Pulp Archive

OWEN EARL   16 April 2021

Lookin’
A library of old cowboy pulp magazines


★ VISIT ARCHIVE ★


The Cowboy Collective Pulp Archive is a library of over 100 cowboy-themed pulp magazines and comics, dating all the way back to the 1800s. It features high-quality scans that can be navigated like a book, with the option to download the magazines/comics in a PDF format. These are all in the public domain, so feel free to remix and redistribute at your leisure. I will continue to expand the Cowboy Collective Pulp Archive with time, so be sure to check back in the future.

The Inspiration
I’m working on a Cowboy Collective project that is unrelated and will hopefully be ready to share soon. For this other project I need some cowboy illustrations, but I’m not advanced enough at drawing to do this myself, so I started searching around the internet for public domain sources of cowboy drawings.
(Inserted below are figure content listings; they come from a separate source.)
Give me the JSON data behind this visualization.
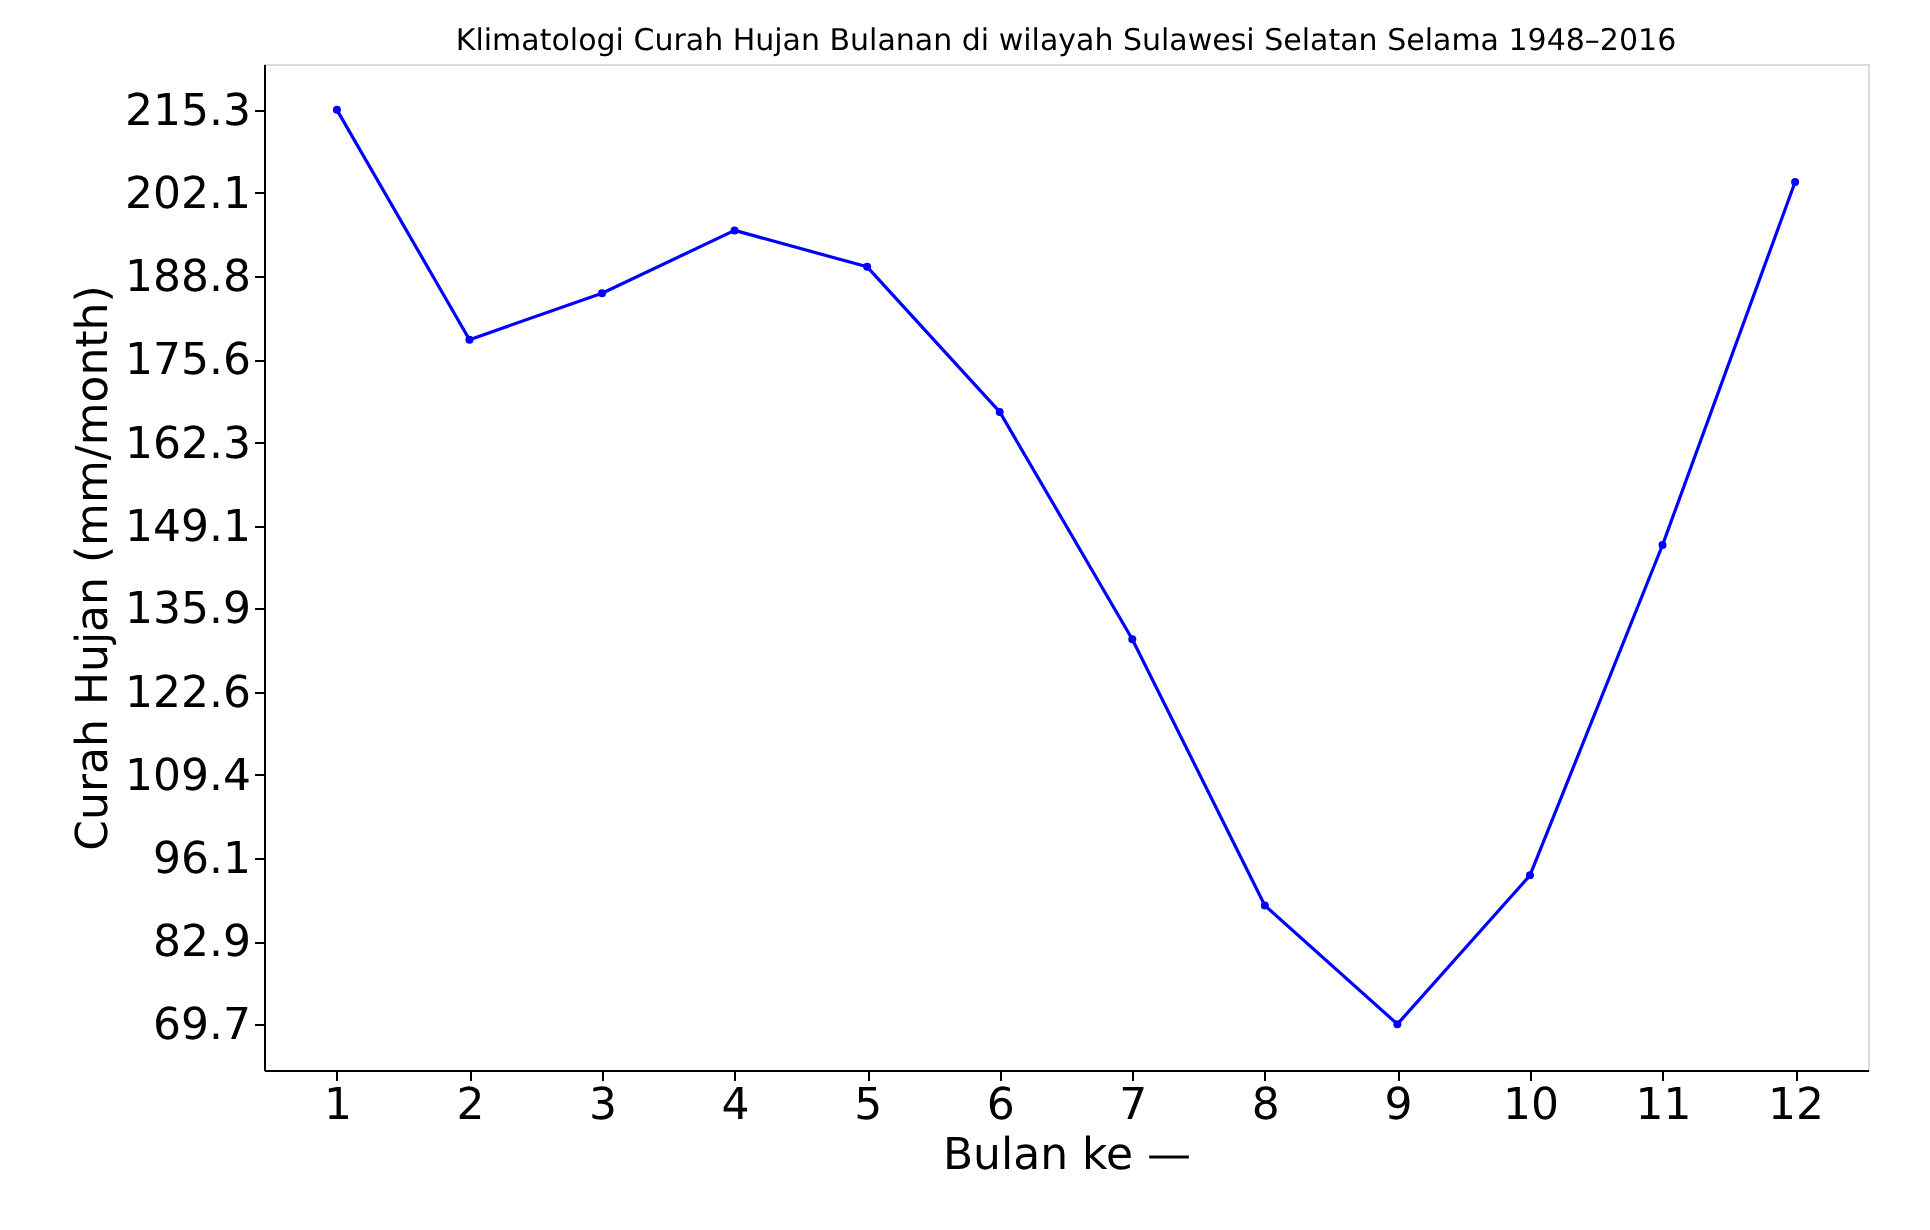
{
  "chart_data": {
    "type": "line",
    "title": "Klimatologi Curah Hujan Bulanan di wilayah Sulawesi Selatan Selama 1948–2016",
    "xlabel": "Bulan ke —",
    "ylabel": "Curah Hujan (mm/month)",
    "x": [
      1,
      2,
      3,
      4,
      5,
      6,
      7,
      8,
      9,
      10,
      11,
      12
    ],
    "series": [
      {
        "color": "#0000ff",
        "values": [
          215.3,
          178.7,
          186.1,
          196.1,
          190.3,
          167.2,
          131.0,
          88.6,
          69.7,
          93.4,
          146.0,
          203.8
        ]
      }
    ],
    "xlim": [
      0.45,
      12.55
    ],
    "xticks": [
      1,
      2,
      3,
      4,
      5,
      6,
      7,
      8,
      9,
      10,
      11,
      12
    ],
    "ylim": [
      62.4,
      222.6
    ],
    "yticks": [
      69.7,
      82.9,
      96.1,
      109.4,
      122.6,
      135.9,
      149.1,
      162.3,
      175.6,
      188.8,
      202.1,
      215.3
    ],
    "marker": "circle",
    "line_style": "solid"
  }
}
Eventually I stumbled upon a PDF of a 1940s cowboy pulp magazine, and felt I had hit the jackpot. The thing is chalk-full of dynamic cowboy illustrations, but I also liked paging through it and reading the absurd ads for “giant frogs” and “learning electricity.” I downloaded the magazine, and spotted another. I downloaded that one too, and spotted another. My collection kept growing, until I was unable to remember if I had already downloaded a magazine or if it was new. If only there was a way to keep track of all these magazines!

Building the Archive
I decided it would be a worthwhile diversion if I built a little archive of the cowboy pulp magazines, if only for myself. I started writing down the name, date, and volume/issue number of the magazines until I had over 100 entries.
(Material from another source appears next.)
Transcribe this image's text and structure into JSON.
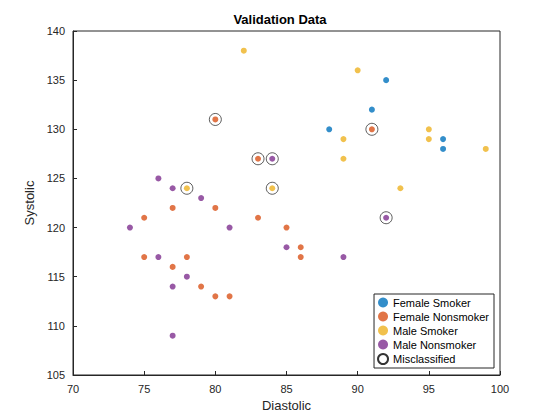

The majority of the magazines were coming from archive.org, which has a brilliant little feature that lets you turn through the pages as if you are reading a physical book without downloading it. I love it and decided I would like to build a web page that would act like a library, where you could pick up a magazine that catches your eye, flip through it, and put it back.

Archive.org has some smart formatting, in that there is a predictable hyperlink for everything, so if you have a link to a PDF (https://archive.org/download/1926-05-frontier-stories-v-004n-002/1926-05%20Frontier%20Stories%20v004n002.pdf) you could figure out the link to embed the page-turning feature on your site (https://archive.org/embed/1926-05-frontier-stories-v-004n-002/) as well as the cover image (https://archive.org/download/1926-05-frontier-stories-v-004n-002/__ia_thumb.jpg).
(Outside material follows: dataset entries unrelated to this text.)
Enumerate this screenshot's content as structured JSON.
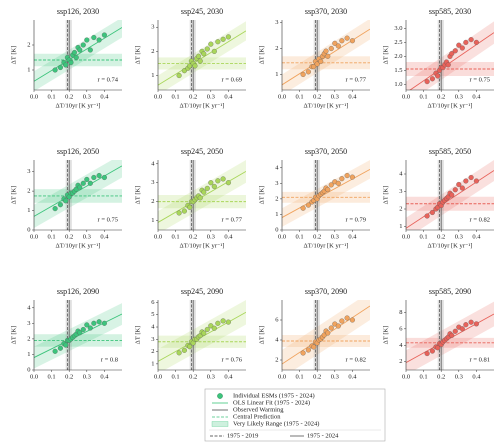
{
  "chart_data": [
    {
      "type": "scatter",
      "title": "ssp126, 2030",
      "xlabel": "ΔT/10yr  [K yr⁻¹]",
      "ylabel": "ΔT [K]",
      "annotation": "r = 0.74",
      "color": "#3cc47c",
      "x": [
        0.12,
        0.15,
        0.17,
        0.18,
        0.19,
        0.2,
        0.21,
        0.22,
        0.23,
        0.24,
        0.25,
        0.26,
        0.28,
        0.3,
        0.32,
        0.34,
        0.37,
        0.4
      ],
      "y": [
        1.0,
        1.1,
        1.3,
        1.2,
        1.5,
        1.4,
        1.3,
        1.6,
        1.7,
        1.5,
        1.9,
        1.8,
        2.0,
        2.2,
        1.8,
        2.3,
        2.2,
        2.4
      ],
      "fit": [
        0.55,
        2.7
      ],
      "fit_lower": [
        0.15,
        2.3
      ],
      "fit_upper": [
        0.95,
        3.1
      ],
      "central": 1.4,
      "range": [
        1.15,
        1.65
      ],
      "observed": [
        0.19,
        0.2
      ],
      "observed_range": [
        0.18,
        0.215
      ],
      "xlim": [
        0,
        0.5
      ],
      "xticks": [
        {
          "value": 0,
          "label": "0.0"
        },
        0.1,
        0.2,
        0.3,
        0.4
      ],
      "ylim": [
        0.2,
        3
      ],
      "yticks": [
        1,
        2
      ]
    },
    {
      "type": "scatter",
      "title": "ssp245, 2030",
      "xlabel": "ΔT/10yr  [K yr⁻¹]",
      "ylabel": "ΔT [K]",
      "annotation": "r = 0.69",
      "color": "#a9d65a",
      "x": [
        0.12,
        0.15,
        0.17,
        0.18,
        0.19,
        0.2,
        0.21,
        0.22,
        0.23,
        0.24,
        0.25,
        0.26,
        0.28,
        0.3,
        0.32,
        0.34,
        0.37,
        0.4
      ],
      "y": [
        1.0,
        1.2,
        1.3,
        1.4,
        1.6,
        1.5,
        1.4,
        1.7,
        1.8,
        1.6,
        2.0,
        1.9,
        2.1,
        2.3,
        2.0,
        2.4,
        2.5,
        2.6
      ],
      "fit": [
        0.6,
        2.85
      ],
      "fit_lower": [
        0.2,
        2.45
      ],
      "fit_upper": [
        1.0,
        3.25
      ],
      "central": 1.5,
      "range": [
        1.25,
        1.75
      ],
      "observed": [
        0.19,
        0.2
      ],
      "observed_range": [
        0.18,
        0.215
      ],
      "xlim": [
        0,
        0.5
      ],
      "xticks": [
        {
          "value": 0,
          "label": "0.0"
        },
        0.1,
        0.2,
        0.3,
        0.4
      ],
      "ylim": [
        0.4,
        3.3
      ],
      "yticks": [
        1,
        2,
        3
      ]
    },
    {
      "type": "scatter",
      "title": "ssp370, 2030",
      "xlabel": "ΔT/10yr  [K yr⁻¹]",
      "ylabel": "ΔT [K]",
      "annotation": "r = 0.77",
      "color": "#f0a35e",
      "x": [
        0.12,
        0.15,
        0.17,
        0.18,
        0.19,
        0.2,
        0.21,
        0.22,
        0.23,
        0.24,
        0.25,
        0.26,
        0.28,
        0.3,
        0.32,
        0.34,
        0.37,
        0.4
      ],
      "y": [
        1.0,
        1.1,
        1.3,
        1.3,
        1.5,
        1.4,
        1.6,
        1.5,
        1.7,
        1.8,
        1.9,
        1.7,
        2.0,
        2.2,
        2.1,
        2.3,
        2.4,
        2.3
      ],
      "fit": [
        0.6,
        2.75
      ],
      "fit_lower": [
        0.2,
        2.35
      ],
      "fit_upper": [
        1.0,
        3.15
      ],
      "central": 1.45,
      "range": [
        1.2,
        1.7
      ],
      "observed": [
        0.19,
        0.2
      ],
      "observed_range": [
        0.18,
        0.215
      ],
      "xlim": [
        0,
        0.5
      ],
      "xticks": [
        {
          "value": 0,
          "label": "0.0"
        },
        0.1,
        0.2,
        0.3,
        0.4
      ],
      "ylim": [
        0.4,
        3.1
      ],
      "yticks": [
        1,
        2,
        3
      ]
    },
    {
      "type": "scatter",
      "title": "ssp585, 2030",
      "xlabel": "ΔT/10yr  [K yr⁻¹]",
      "ylabel": "ΔT [K]",
      "annotation": "r = 0.75",
      "color": "#e8625a",
      "x": [
        0.12,
        0.15,
        0.17,
        0.18,
        0.19,
        0.2,
        0.21,
        0.22,
        0.23,
        0.24,
        0.25,
        0.26,
        0.28,
        0.3,
        0.32,
        0.34,
        0.37,
        0.4
      ],
      "y": [
        1.1,
        1.2,
        1.4,
        1.3,
        1.5,
        1.6,
        1.6,
        1.7,
        1.8,
        1.7,
        2.0,
        2.1,
        2.2,
        2.4,
        2.3,
        2.5,
        2.6,
        2.5
      ],
      "fit": [
        0.7,
        2.85
      ],
      "fit_lower": [
        0.3,
        2.45
      ],
      "fit_upper": [
        1.1,
        3.25
      ],
      "central": 1.55,
      "range": [
        1.3,
        1.8
      ],
      "observed": [
        0.19,
        0.2
      ],
      "observed_range": [
        0.18,
        0.215
      ],
      "xlim": [
        0,
        0.5
      ],
      "xticks": [
        {
          "value": 0,
          "label": "0.0"
        },
        0.1,
        0.2,
        0.3,
        0.4
      ],
      "ylim": [
        0.8,
        3.3
      ],
      "yticks": [
        {
          "value": 1,
          "label": "1.0"
        },
        1.5,
        {
          "value": 2,
          "label": "2.0"
        },
        2.5,
        {
          "value": 3,
          "label": "3.0"
        }
      ]
    },
    {
      "type": "scatter",
      "title": "ssp126, 2050",
      "xlabel": "ΔT/10yr  [K yr⁻¹]",
      "ylabel": "ΔT [K]",
      "annotation": "r = 0.75",
      "color": "#3cc47c",
      "x": [
        0.12,
        0.15,
        0.17,
        0.18,
        0.19,
        0.2,
        0.21,
        0.22,
        0.23,
        0.24,
        0.25,
        0.26,
        0.28,
        0.3,
        0.32,
        0.34,
        0.37,
        0.4
      ],
      "y": [
        1.1,
        1.3,
        1.6,
        1.5,
        1.8,
        1.7,
        1.9,
        1.9,
        2.0,
        2.1,
        2.3,
        2.2,
        2.4,
        2.6,
        2.4,
        2.7,
        2.8,
        2.7
      ],
      "fit": [
        0.7,
        3.3
      ],
      "fit_lower": [
        0.1,
        2.7
      ],
      "fit_upper": [
        1.3,
        3.9
      ],
      "central": 1.75,
      "range": [
        1.4,
        2.1
      ],
      "observed": [
        0.19,
        0.2
      ],
      "observed_range": [
        0.18,
        0.215
      ],
      "xlim": [
        0,
        0.5
      ],
      "xticks": [
        {
          "value": 0,
          "label": "0.0"
        },
        0.1,
        0.2,
        0.3,
        0.4
      ],
      "ylim": [
        0,
        3.6
      ],
      "yticks": [
        0,
        1,
        2,
        3
      ]
    },
    {
      "type": "scatter",
      "title": "ssp245, 2050",
      "xlabel": "ΔT/10yr  [K yr⁻¹]",
      "ylabel": "ΔT [K]",
      "annotation": "r = 0.77",
      "color": "#a9d65a",
      "x": [
        0.12,
        0.15,
        0.17,
        0.18,
        0.19,
        0.2,
        0.21,
        0.22,
        0.23,
        0.24,
        0.25,
        0.26,
        0.28,
        0.3,
        0.32,
        0.34,
        0.37,
        0.4
      ],
      "y": [
        1.4,
        1.5,
        1.8,
        1.7,
        2.0,
        2.0,
        2.1,
        2.2,
        2.3,
        2.2,
        2.6,
        2.5,
        2.7,
        3.0,
        2.8,
        3.1,
        3.2,
        3.0
      ],
      "fit": [
        0.9,
        3.6
      ],
      "fit_lower": [
        0.3,
        3.0
      ],
      "fit_upper": [
        1.5,
        4.2
      ],
      "central": 2.0,
      "range": [
        1.65,
        2.35
      ],
      "observed": [
        0.19,
        0.2
      ],
      "observed_range": [
        0.18,
        0.215
      ],
      "xlim": [
        0,
        0.5
      ],
      "xticks": [
        {
          "value": 0,
          "label": "0.0"
        },
        0.1,
        0.2,
        0.3,
        0.4
      ],
      "ylim": [
        0.5,
        4.2
      ],
      "yticks": [
        1,
        2,
        3,
        4
      ]
    },
    {
      "type": "scatter",
      "title": "ssp370, 2050",
      "xlabel": "ΔT/10yr  [K yr⁻¹]",
      "ylabel": "ΔT [K]",
      "annotation": "r = 0.79",
      "color": "#f0a35e",
      "x": [
        0.12,
        0.15,
        0.17,
        0.18,
        0.19,
        0.2,
        0.21,
        0.22,
        0.23,
        0.24,
        0.25,
        0.26,
        0.28,
        0.3,
        0.32,
        0.34,
        0.37,
        0.4
      ],
      "y": [
        1.4,
        1.6,
        1.8,
        1.9,
        2.1,
        2.0,
        2.2,
        2.3,
        2.4,
        2.5,
        2.7,
        2.6,
        2.9,
        3.1,
        3.0,
        3.3,
        3.5,
        3.4
      ],
      "fit": [
        0.8,
        3.9
      ],
      "fit_lower": [
        0.2,
        3.3
      ],
      "fit_upper": [
        1.4,
        4.5
      ],
      "central": 2.1,
      "range": [
        1.75,
        2.45
      ],
      "observed": [
        0.19,
        0.2
      ],
      "observed_range": [
        0.18,
        0.215
      ],
      "xlim": [
        0,
        0.5
      ],
      "xticks": [
        {
          "value": 0,
          "label": "0.0"
        },
        0.1,
        0.2,
        0.3,
        0.4
      ],
      "ylim": [
        0,
        4.5
      ],
      "yticks": [
        0,
        1,
        2,
        3,
        4
      ]
    },
    {
      "type": "scatter",
      "title": "ssp585, 2050",
      "xlabel": "ΔT/10yr  [K yr⁻¹]",
      "ylabel": "ΔT [K]",
      "annotation": "r = 0.82",
      "color": "#e8625a",
      "x": [
        0.12,
        0.15,
        0.17,
        0.18,
        0.19,
        0.2,
        0.21,
        0.22,
        0.23,
        0.24,
        0.25,
        0.26,
        0.28,
        0.3,
        0.32,
        0.34,
        0.37,
        0.4
      ],
      "y": [
        1.6,
        1.8,
        2.0,
        2.1,
        2.3,
        2.2,
        2.4,
        2.5,
        2.6,
        2.7,
        2.9,
        2.8,
        3.1,
        3.4,
        3.2,
        3.6,
        3.8,
        3.6
      ],
      "fit": [
        0.9,
        4.2
      ],
      "fit_lower": [
        0.3,
        3.6
      ],
      "fit_upper": [
        1.5,
        4.8
      ],
      "central": 2.3,
      "range": [
        1.9,
        2.7
      ],
      "observed": [
        0.19,
        0.2
      ],
      "observed_range": [
        0.18,
        0.215
      ],
      "xlim": [
        0,
        0.5
      ],
      "xticks": [
        {
          "value": 0,
          "label": "0.0"
        },
        0.1,
        0.2,
        0.3,
        0.4
      ],
      "ylim": [
        0.8,
        4.8
      ],
      "yticks": [
        1,
        2,
        3,
        4
      ]
    },
    {
      "type": "scatter",
      "title": "ssp126, 2090",
      "ylabel": "ΔT [K]",
      "annotation": "r = 0.8",
      "color": "#3cc47c",
      "x": [
        0.12,
        0.15,
        0.17,
        0.18,
        0.19,
        0.2,
        0.21,
        0.22,
        0.23,
        0.24,
        0.25,
        0.26,
        0.28,
        0.3,
        0.32,
        0.34,
        0.37,
        0.4
      ],
      "y": [
        1.2,
        1.4,
        1.7,
        1.6,
        1.9,
        1.9,
        2.0,
        2.1,
        2.2,
        2.3,
        2.5,
        2.4,
        2.6,
        2.9,
        2.7,
        3.0,
        3.1,
        3.0
      ],
      "fit": [
        0.8,
        3.6
      ],
      "fit_lower": [
        0.1,
        2.9
      ],
      "fit_upper": [
        1.5,
        4.3
      ],
      "central": 1.9,
      "range": [
        1.5,
        2.3
      ],
      "observed": [
        0.19,
        0.2
      ],
      "observed_range": [
        0.18,
        0.215
      ],
      "xlim": [
        0,
        0.5
      ],
      "xticks": [
        {
          "value": 0,
          "label": "0.0"
        },
        0.1,
        0.2,
        0.3,
        0.4
      ],
      "ylim": [
        0,
        4.5
      ],
      "yticks": [
        0,
        1,
        2,
        3,
        4
      ]
    },
    {
      "type": "scatter",
      "title": "ssp245, 2090",
      "ylabel": "ΔT [K]",
      "annotation": "r = 0.76",
      "color": "#a9d65a",
      "x": [
        0.12,
        0.15,
        0.17,
        0.18,
        0.19,
        0.2,
        0.21,
        0.22,
        0.23,
        0.24,
        0.25,
        0.26,
        0.28,
        0.3,
        0.32,
        0.34,
        0.37,
        0.4
      ],
      "y": [
        1.9,
        2.1,
        2.5,
        2.4,
        2.8,
        2.7,
        3.0,
        3.0,
        3.2,
        3.3,
        3.6,
        3.5,
        3.8,
        4.1,
        3.9,
        4.3,
        4.5,
        4.4
      ],
      "fit": [
        1.2,
        5.2
      ],
      "fit_lower": [
        0.2,
        4.2
      ],
      "fit_upper": [
        2.2,
        6.2
      ],
      "central": 2.8,
      "range": [
        2.3,
        3.3
      ],
      "observed": [
        0.19,
        0.2
      ],
      "observed_range": [
        0.18,
        0.215
      ],
      "xlim": [
        0,
        0.5
      ],
      "xticks": [
        {
          "value": 0,
          "label": "0.0"
        },
        0.1,
        0.2,
        0.3,
        0.4
      ],
      "ylim": [
        0.5,
        6.2
      ],
      "yticks": [
        1,
        2,
        3,
        4,
        5,
        6
      ]
    },
    {
      "type": "scatter",
      "title": "ssp370, 2090",
      "ylabel": "ΔT [K]",
      "annotation": "r = 0.82",
      "color": "#f0a35e",
      "x": [
        0.12,
        0.15,
        0.17,
        0.18,
        0.19,
        0.2,
        0.21,
        0.22,
        0.23,
        0.24,
        0.25,
        0.26,
        0.28,
        0.3,
        0.32,
        0.34,
        0.37,
        0.4
      ],
      "y": [
        2.7,
        3.0,
        3.4,
        3.3,
        3.8,
        3.7,
        4.0,
        4.1,
        4.3,
        4.5,
        4.9,
        4.7,
        5.2,
        5.6,
        5.4,
        5.9,
        6.2,
        6.0
      ],
      "fit": [
        1.6,
        7.4
      ],
      "fit_lower": [
        0.2,
        6.0
      ],
      "fit_upper": [
        3.0,
        8.8
      ],
      "central": 3.9,
      "range": [
        3.3,
        4.5
      ],
      "observed": [
        0.19,
        0.2
      ],
      "observed_range": [
        0.18,
        0.215
      ],
      "xlim": [
        0,
        0.5
      ],
      "xticks": [
        {
          "value": 0,
          "label": "0.0"
        },
        0.1,
        0.2,
        0.3,
        0.4
      ],
      "ylim": [
        1,
        8
      ],
      "yticks": [
        2,
        4,
        6
      ]
    },
    {
      "type": "scatter",
      "title": "ssp585, 2090",
      "ylabel": "ΔT [K]",
      "annotation": "r = 0.81",
      "color": "#e8625a",
      "x": [
        0.12,
        0.15,
        0.17,
        0.18,
        0.19,
        0.2,
        0.21,
        0.22,
        0.23,
        0.24,
        0.25,
        0.26,
        0.28,
        0.3,
        0.32,
        0.34,
        0.37,
        0.4
      ],
      "y": [
        3.0,
        3.3,
        3.8,
        3.7,
        4.2,
        4.1,
        4.4,
        4.6,
        4.8,
        5.0,
        5.4,
        5.2,
        5.7,
        6.2,
        6.0,
        6.5,
        6.8,
        6.6
      ],
      "fit": [
        1.9,
        7.8
      ],
      "fit_lower": [
        0.4,
        6.3
      ],
      "fit_upper": [
        3.4,
        9.3
      ],
      "central": 4.3,
      "range": [
        3.7,
        4.9
      ],
      "observed": [
        0.19,
        0.2
      ],
      "observed_range": [
        0.18,
        0.215
      ],
      "xlim": [
        0,
        0.5
      ],
      "xticks": [
        {
          "value": 0,
          "label": "0.0"
        },
        0.1,
        0.2,
        0.3,
        0.4
      ],
      "ylim": [
        1,
        9.5
      ],
      "yticks": [
        2,
        4,
        6,
        8
      ]
    }
  ],
  "legend": {
    "items": [
      "Individual ESMs (1975 - 2024)",
      "OLS Linear Fit (1975 - 2024)",
      "Observed Warming",
      "Central Prediction",
      "Very Likely Range (1975 - 2024)"
    ],
    "periods": [
      "1975 - 2019",
      "1975 - 2024"
    ]
  }
}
This is great because I will only have to write down one link per entry, and the computer can figure out the other necessary information.

It does mean that for pulp magazines not already on archive.org, copies have been uploaded to the Cowboy Collective page. I am proud to feel as though I am contributing to something as cool as the archive.org library.

I would like to acknowledge the amazing time, energy, and expertise that has gone into the many projects that make this archive possible, including archive.org, the Pulp Magazines Project, and Phil Stephensen-Payne’s incredible FictionMags Index.

The hope is the Cowboy Collective Pulp Archive makes discovering and navigating cowboy themed pulp magazines and comics easy and fun.